Mendengar ungkapan seperti itu, tentu
tak akan ada yang membayangkan hal terburuk. Karena itu perayaan setelah
balapan di podium tak terasa dalam suasana duka. Malah bagi Rossi terasa sangat
bahagia pasalnya ia di urutan pertama, Biaggi kedua, Capirossi di urutan
ketiga, tiga pebalap Italia berdiri di atas podium. Mungkin Rossi, Biaggi, dan
Capirossi tak gairah lagi merayakan kemenangan itu jika mereka tahu apa yang
sebenarnya terjadi. Mereka pasti tak akan bisa menikmati pesta kemenangan
dengan wajar.
Setelah mereka turun podium, panitia
baru menceritakan apa yang terjadi. “Ini serius,” kata panitia. Rossi dan para
kolega balapannya makin merasakannya selama acara jumpa pers, namun mereka
hanya tahu setengah-setengah saja kebenaran dan penjelasan yang dikatakan pihak
penyelenggara.
Rossi penasaran dengan apa yang
sebenarnya terjadi. Ia kemudian pergi ke Mobile
Clinic setelah jumpa pers, ingin mencari tahu lebih jauh. Sayangnya Rossi
harus kecewa. Marco Montanari, ahli fisioterapi Rossi, dan dokter Costa,
dokternya Rossi, tak memberikan keterangan jelas mengenai kondisi Daijiro Daijiro.

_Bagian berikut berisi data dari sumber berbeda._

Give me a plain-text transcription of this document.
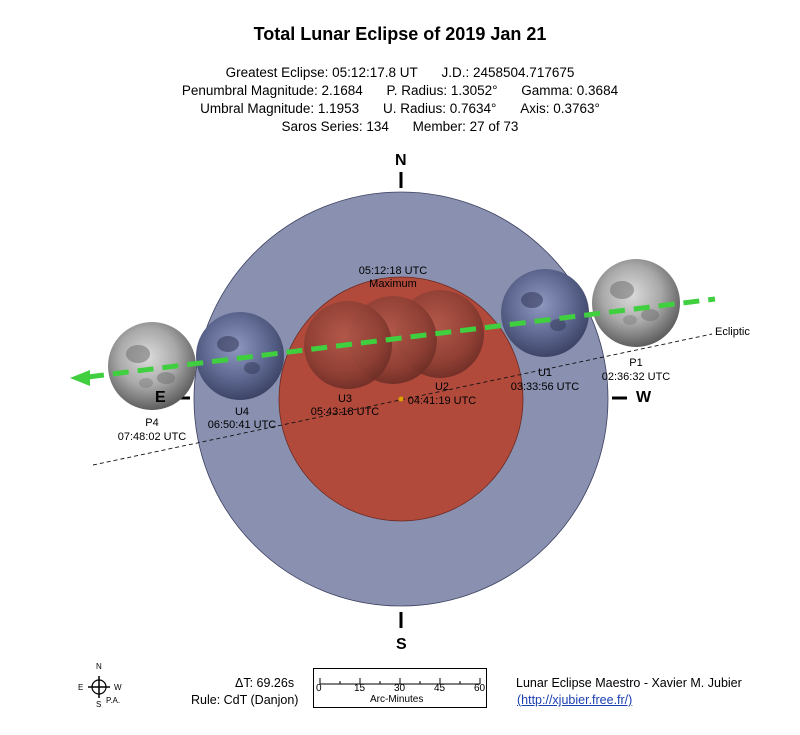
Total Lunar Eclipse of 2019 Jan 21
Greatest Eclipse: 05:12:17.8 UT J.D.: 2458504.717675
Penumbral Magnitude: 2.1684 P. Radius: 1.3052° Gamma: 0.3684
Umbral Magnitude: 1.1953 U. Radius: 0.7634° Axis: 0.3763°
Saros Series: 134 Member: 27 of 73
05:12:18 UTC
Maximum
Ecliptic
P1
02:36:32 UTC
U1
03:33:56 UTC
U2
04:41:19 UTC
U3
05:43:18 UTC
U4
06:50:41 UTC
P4
07:48:02 UTC
N
S
E	W
N
E	W
S P.A.
ΔT: 69.26s
Rule: CdT (Danjon)
0	15	30	45	60
Arc-Minutes
Lunar Eclipse Maestro - Xavier M. Jubier
(http://xjubier.free.fr/)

“Dia terluka parah, namun kita lihat saja...” hanya itu yang mereka katakan.
Hanya itu yang selalu dikatakan semua orang. Para pebalap bahkan memaksa
panitia untuk menceritakannya. Saat itu, Daijiro sedang dalam keadaan koma.
Beberapa pekan setelah balapan naas
itu, tempat kejuaraan balap pindah ke Afrika Selatan dan para pebalap menikmati
liburan akhir pekan di sana. Semua orang punya stiker bernomor 74, nomor Daijiro.
Ada pada bodi motor, baju, helm, dsb dst. Pada akhirnya, posisi Daijiro Daijiro
di MotoGP digantikan oleh pebalap Jepang lain, Ryuichi Kiyonari. Pasca wafatnya
Daijiro, belum ada lagi pebalap asal Jepang yang mampu bersaing di papan atas
kelas teratas MotoGP. Bukan hal baik bagi Jepang, juga Asia.